En 1995, une étude du Standish Group dressait un tableau accablant de la conduite des projets informatiques. Reposant sur un échantillon représentatif de 365 entreprises, totalisant 8 380 applications, cette étude établissait que 16,2 % seulement des projets étaient conformes aux prévisions initiales, 52,7 % avaient subi des dépassements en coût et délai d'un facteur 2 à 3 avec diminution du nombre des fonctions offertes, 31,1% ont été purement abandonnés durant leur développement. Pour les grandes compagnies, le taux de succès tombait à 9 % alors que seulement 42 % des fonctionnalités commandées ont été effectivement livrées.

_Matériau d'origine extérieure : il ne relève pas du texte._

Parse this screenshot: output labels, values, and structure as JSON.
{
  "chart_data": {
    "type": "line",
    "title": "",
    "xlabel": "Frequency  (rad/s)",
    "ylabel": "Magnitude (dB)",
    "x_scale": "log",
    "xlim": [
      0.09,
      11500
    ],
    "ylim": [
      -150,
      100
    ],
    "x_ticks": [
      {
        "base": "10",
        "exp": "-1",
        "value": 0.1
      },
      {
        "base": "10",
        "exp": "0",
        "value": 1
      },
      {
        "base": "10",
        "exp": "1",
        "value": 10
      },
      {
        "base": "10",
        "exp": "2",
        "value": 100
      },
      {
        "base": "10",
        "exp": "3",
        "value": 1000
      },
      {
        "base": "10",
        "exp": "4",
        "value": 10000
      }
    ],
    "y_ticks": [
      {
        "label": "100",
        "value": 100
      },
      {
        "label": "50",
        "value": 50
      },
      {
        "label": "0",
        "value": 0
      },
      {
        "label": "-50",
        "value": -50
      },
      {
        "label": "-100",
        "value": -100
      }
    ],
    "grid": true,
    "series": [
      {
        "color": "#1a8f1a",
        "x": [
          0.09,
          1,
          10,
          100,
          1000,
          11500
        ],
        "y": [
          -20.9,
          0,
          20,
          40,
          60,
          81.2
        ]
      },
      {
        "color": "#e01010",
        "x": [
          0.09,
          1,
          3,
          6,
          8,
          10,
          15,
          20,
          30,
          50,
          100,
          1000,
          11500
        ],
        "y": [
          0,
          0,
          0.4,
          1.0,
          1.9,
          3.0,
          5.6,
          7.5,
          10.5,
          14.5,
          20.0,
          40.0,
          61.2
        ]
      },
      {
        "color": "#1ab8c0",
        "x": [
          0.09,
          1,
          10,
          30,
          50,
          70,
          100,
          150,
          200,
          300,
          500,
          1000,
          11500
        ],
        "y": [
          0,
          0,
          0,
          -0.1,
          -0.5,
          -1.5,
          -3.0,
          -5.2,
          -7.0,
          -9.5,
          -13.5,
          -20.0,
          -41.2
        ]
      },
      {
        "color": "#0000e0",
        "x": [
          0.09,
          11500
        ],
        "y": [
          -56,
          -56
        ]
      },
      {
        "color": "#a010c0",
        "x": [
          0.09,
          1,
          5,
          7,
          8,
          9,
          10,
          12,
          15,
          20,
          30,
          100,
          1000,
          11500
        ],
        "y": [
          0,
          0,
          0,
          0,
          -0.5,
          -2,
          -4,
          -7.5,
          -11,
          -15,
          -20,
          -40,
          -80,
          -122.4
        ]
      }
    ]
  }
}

Ces statistiques peuvent être interprétées de différentes façons selon qu'on les considère avec le point de vue du maître d'ouvrage (MOA) ou avec celui du maître d'œuvre (MOE). Du point de vue du maître d'ouvrage, elles indiquent une incapacité à sélectionner le maître d'œuvre qui saura réaliser le système souhaité, aux conditions économiques de coût, qualité, fonctionnalité et délai. Du point de vue du maître d'œuvre, elles indiquent soit une incapacité à faire un devis sérieux des travaux à réaliser pour livrer le système commandé aux conditions fixées par le contrat puis à diriger la réalisation soit une incapacité à dialoguer avec le MOA, ne serait-ce que pour lui expliquer que le système commandé est infaisable aux conditions fixées par le contrat ou, encore, que l'expression de besoin est trop instable ou économiquement mal fondée pour développer quoi que ce soit de solide.

La qualité de la relation MOA/MOE est donc une condition nécessaire au bon déroulement de la transaction entre les différents acteurs qui, le moment venu, permettra d'arrêter le prix du contrat. Ce n'est malheureusement pas une condition suffisante, car les projets informatiques souffrent d'un certain nombre d'impondérables qui rendent leur estimation initiale particulièrement risquée. Pour un bon déroulement, il faut mettre en place une mécanique de gestion de risques permettant l'identification des incertitudes et organiser le projet pour que, le risque une fois détecté et bien compris, une solution soit apportée qui ne mette pas en péril l'équilibre économique du projet. Un modèle d'estimation est donc indissociable des projets eux-mêmes dont il est le centre décisionnel.

Organisé par le Centre pour la Maîtrise des Systèmes et des Logiciels (CMSL) du Conservatoire National des Arts et Métiers (CNAM) et d'une durée de deux jours, le présent cours a pour ambition d'offrir une réflexion sur le management de projets complexes reposant sur les modèles d'estimation. Il comportera deux parties, respectivement un état de l'art sur les modèles d'estimation et un retour d'expérience à partir d'études de cas réels.

Animateurs :
Christiane Deh - Consultant Synesys, Bernard Mesdon - Consultant et Chargé de Mission au CMSL, Jacques Printz - CNAM/CMSL, Titulaire de la Chaire de Génie Logiciel et Nicolas Trèves - CNAM/CMSL

Estimer l'effort et le délai nécessaires à la réalisation d'un projet informatique, pour un niveau de qualité donné, reste un exercice hasardeux lorsqu'il est pratiqué de façon naïve et peu rigoureuse. Estimer un projet informatique, c'est en fait mettre en place un modèle d'estimation qui prend en compte les paramètres techniques du projet tout autant que les paramètres organisationnels et humains. Au départ de tout projet informatique, il y a des paramètres connus à partir desquels on peut déduire les paramètres inconnus, avec une certaine marge d'erreur qui se réduira avec le temps. Un modèle comme COCOMO version2000 met l'accent sur les lignes de code et le cycle de développement ; il met bien en évidence les conséquences d'un délai trop court. Un modèle comme les " points de fonctions " prend comme point de départ la complexité des données, données à partir desquelles on pourra cadrer l'effort total nécessaire à la réalisation des traitements. Les deux modèles peuvent se combiner pour réduire les fourchettes d'estimation.

Estimer correctement les projets informatiques, suivre les paramètres du modèle d'estimation tout au long de la réalisation, comprendre les écarts entre la réalité et le modèle est un enjeu de management très important pour les maîtres d'ouvrage et les maîtres d'œuvre de projets informatiques quelle qu'en soit la taille.

Objectif : Faire prendre conscience des relations et des lois d'échelle qui existent entre les grandeurs mesurables du cycle de développement au moyen d'une saine gestion de projet : construire et raisonner avec un modèle d'estimation ; définir la productivité d'un projet.

Public visé : Maîtrises d'œuvre et d'ouvrage ; ingénieurs de développement et concepteurs de logiciels ; chefs de projets ; ingénieurs et responsables qualité.